PHP - detecting the user supplied character's

2019-09-02 05:12发布

问题:

Is it possible to detect the user's string's char set?

If not, how about the next question..

Are there reliable built-in PHP functions that can accurately tell if the user supplied string ( be it supplied thru get/post/cookie etc), are in a UTF-8 or not? In other words, can I do something like

is_utf8($_GET['first_name'])

Is there anyway this function could produce a TRUE where in reality the first_name was not in UTF-8?

回答1:

Regarding 1:

You can give mb_detect_encoding a try, but it's pretty much a shot in the dark. An "encoded" string is just a bunch of bytes. Such byte sequences are often equally valid in any number of different encodings. It's therefore by definition not possible to detect an unknown encoding reliably, you can only guess.
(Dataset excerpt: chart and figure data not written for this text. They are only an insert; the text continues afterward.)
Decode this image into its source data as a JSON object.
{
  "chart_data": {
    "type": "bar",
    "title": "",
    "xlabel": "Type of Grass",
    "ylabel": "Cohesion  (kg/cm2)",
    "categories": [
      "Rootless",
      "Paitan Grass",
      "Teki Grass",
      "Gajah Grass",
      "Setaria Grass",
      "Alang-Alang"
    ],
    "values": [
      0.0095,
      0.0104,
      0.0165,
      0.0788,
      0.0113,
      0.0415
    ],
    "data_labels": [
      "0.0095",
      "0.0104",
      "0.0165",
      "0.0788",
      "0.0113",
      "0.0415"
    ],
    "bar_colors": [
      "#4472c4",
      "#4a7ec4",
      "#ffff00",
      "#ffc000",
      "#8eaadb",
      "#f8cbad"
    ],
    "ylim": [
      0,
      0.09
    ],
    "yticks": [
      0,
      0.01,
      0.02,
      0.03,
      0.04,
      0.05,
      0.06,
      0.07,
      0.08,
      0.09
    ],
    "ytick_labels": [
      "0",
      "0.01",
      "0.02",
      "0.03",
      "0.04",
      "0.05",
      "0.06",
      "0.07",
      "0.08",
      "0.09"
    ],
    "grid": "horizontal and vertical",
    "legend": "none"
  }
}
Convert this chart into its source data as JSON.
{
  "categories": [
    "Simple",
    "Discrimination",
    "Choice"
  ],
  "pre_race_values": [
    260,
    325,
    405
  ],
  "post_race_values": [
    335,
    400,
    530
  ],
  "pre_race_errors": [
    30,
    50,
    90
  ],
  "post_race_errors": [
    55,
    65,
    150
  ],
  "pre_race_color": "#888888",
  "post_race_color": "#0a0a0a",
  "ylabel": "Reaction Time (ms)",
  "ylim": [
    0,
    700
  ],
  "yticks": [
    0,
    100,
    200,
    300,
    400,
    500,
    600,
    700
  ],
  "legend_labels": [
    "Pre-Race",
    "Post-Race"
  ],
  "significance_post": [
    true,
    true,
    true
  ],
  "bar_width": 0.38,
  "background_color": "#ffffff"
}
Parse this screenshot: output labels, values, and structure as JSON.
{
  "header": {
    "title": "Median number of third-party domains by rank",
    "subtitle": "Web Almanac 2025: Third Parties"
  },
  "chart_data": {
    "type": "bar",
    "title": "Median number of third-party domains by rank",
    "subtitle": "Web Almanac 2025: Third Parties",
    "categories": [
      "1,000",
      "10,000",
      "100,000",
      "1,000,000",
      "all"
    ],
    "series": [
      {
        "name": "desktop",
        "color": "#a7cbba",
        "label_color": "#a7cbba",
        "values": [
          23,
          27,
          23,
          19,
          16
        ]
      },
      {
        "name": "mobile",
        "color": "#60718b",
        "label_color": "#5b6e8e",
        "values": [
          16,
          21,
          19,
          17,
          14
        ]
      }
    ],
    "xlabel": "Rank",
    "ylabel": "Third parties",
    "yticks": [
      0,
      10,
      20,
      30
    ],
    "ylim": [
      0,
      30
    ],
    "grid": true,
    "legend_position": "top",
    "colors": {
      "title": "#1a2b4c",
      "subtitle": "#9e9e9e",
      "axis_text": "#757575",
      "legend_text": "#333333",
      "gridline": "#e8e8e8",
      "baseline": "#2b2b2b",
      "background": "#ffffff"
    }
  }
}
For this reason there exist meta information such as HTTP headers which should communicate the encoding of the transferred content. Check those if available.

Regarding 2:

mb_check_encoding($var, 'UTF-8') will tell you whether the string is a valid UTF-8 string. As far as I've seen, in recent versions of PHP it does what it says on the tin. That still doesn't mean the string is necessarily really a UTF-8 string, it just means the byte sequence is in an order that is valid in UTF-8.